4 smart simple ways to secure your debit card

This digital age gives you access and permission to have everything you want on your fingertips; however, many people still underestimate and misjudge the power of technology. 

To some set of people, technology enables convenience and to others, it is used as a tool to take advantage of the less savvy. 

Financial security is not to be underestimated, here are five smart and lesser-known ways to protect your debit card:

  1. Look for skimmers

A classic way fraudsters extract card information from people is by using skimmers on Automated Teller Machine (ATM) and Point of Sale (POS) machines. These slim devices are attached to the spot where the card is dipped/swiped and the information on the card is obtained. This is not overly possible with the recently made chip-based debit cards which encrypt information differently. Therefore, make sure that you have the latest type of debit card and watch out for skimmers.

  1. Report any suspicious activity

Once a fraudster gets hold of your card, they will exploit it in a matter of minutes. The first thing you should do if you lose your card or if it is stolen is to report it to the Credit Union immediately for it to be blocked. 

This poses a slight inconvenience of around a week or more till you get a new card. However, it is worth the wait for you to ensure that your money is safe. Similarly, if there are card transactions that you didn’t authorize or are unaware of, take action immediately by reporting it to the Credit Union.

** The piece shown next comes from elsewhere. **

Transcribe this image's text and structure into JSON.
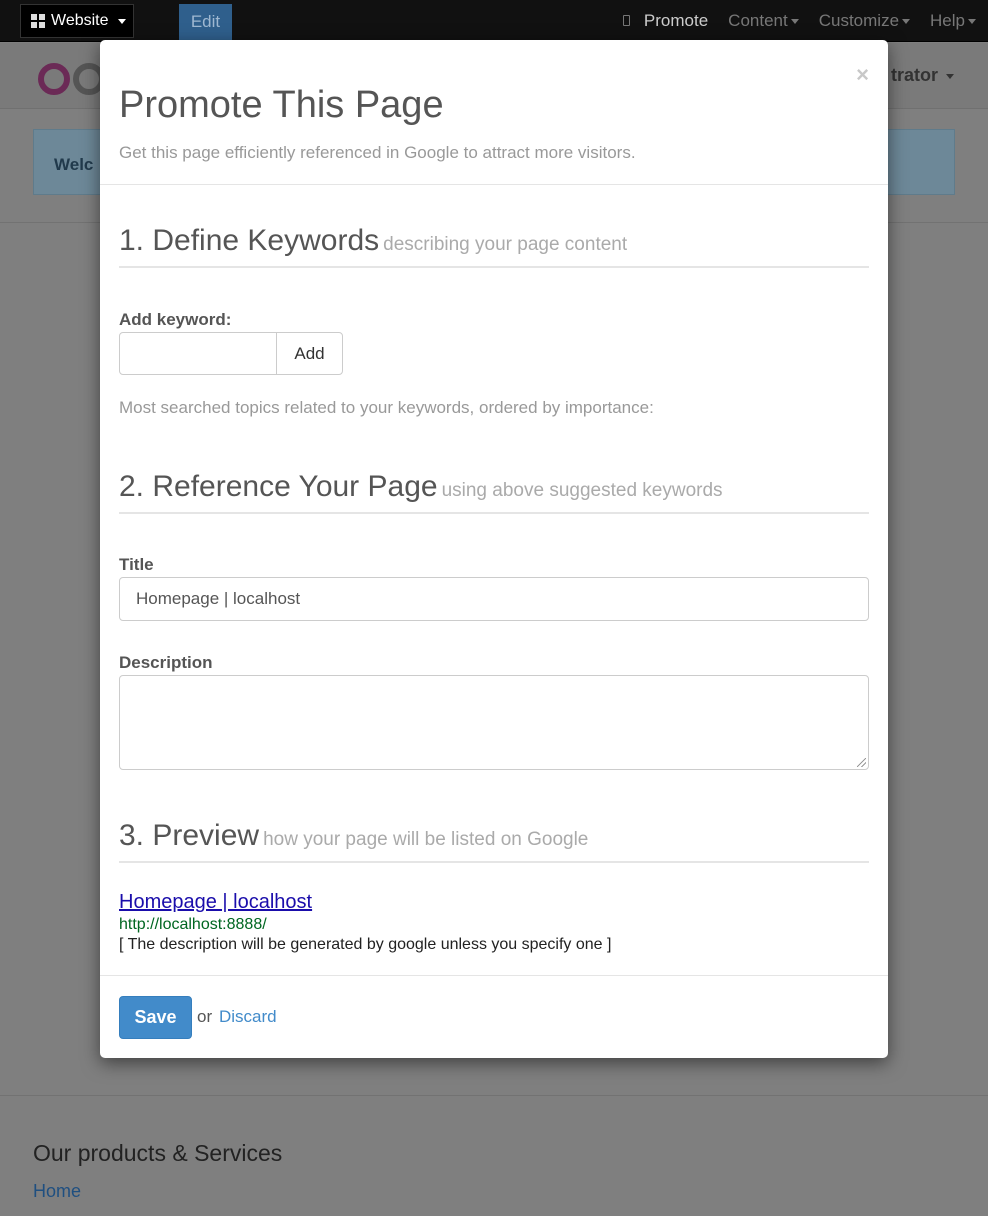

This is the reason why you need to read the text and email messages you receive from your Credit Union and do a monthly check on your online transactions.

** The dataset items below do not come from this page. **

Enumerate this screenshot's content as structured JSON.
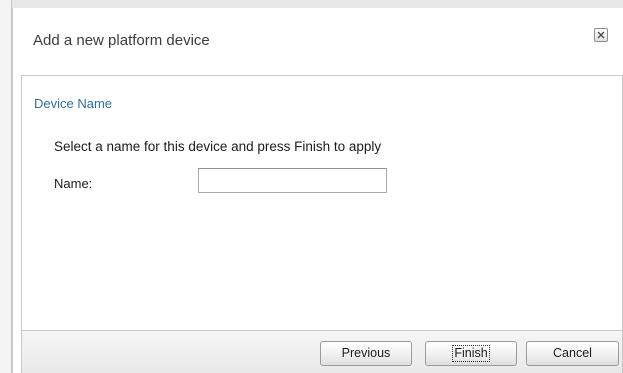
{
  "dialog": {
    "title": "Add a new platform device",
    "close_icon": "close-icon"
  },
  "section": {
    "title": "Device Name"
  },
  "form": {
    "instructions": "Select a name for this device and press Finish to apply",
    "name_label": "Name:",
    "name_value": "",
    "name_placeholder": ""
  },
  "footer": {
    "previous_label": "Previous",
    "finish_label": "Finish",
    "cancel_label": "Cancel"
  },
  "colors": {
    "section_title": "#2f6ea6",
    "border": "#c9c9c9"
  }
}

  1. Do not disclose sensitive information to anyone

Although this has been said over and over again, it can never be said too much. On no account should you share confidential data of your card or reveal transaction details with anyone, either in person, online or on the phone. Beware of phishing, where scammers impersonate executives/workers of financial institutions and request for your card information – which shouldn’t be shared with genuine executives and staffs either.

  1. Don’t share too much information on social media 

Though you may be excited about publishing your birthday on social media for you to receive wishes from friends, the cons of this are greater than the good side – especially in terms of identity theft. Imagine a situation where your card gets stolen by a fraudster, he or she can get your birth date, mother’s maiden name, pet name etc. from your social media accounts. It is simple for this fraudster to call your financial institution and claim your identity (by answering verification questions of your name, date of birth, mother’s maiden name, email address, phone number etc.) and misuse your account. Therefore, it is advised that you use caution you share your personal data and details on social media platforms.

Don’t Email Your Card Number

Some email hackers employ search tools that scan for strings of numbers likely to be debit card accounts.

Any time you write or type your debit card number and give it to someone in an unsecured, unencrypted manner (including on a piece of paper), you increase your risk of exposure. 

Some businesses, including vacation home websites, ask to hold your credit card number as a sort of deposit or guarantee. While not unusual, this isn’t very safe — and you should seek alternatives.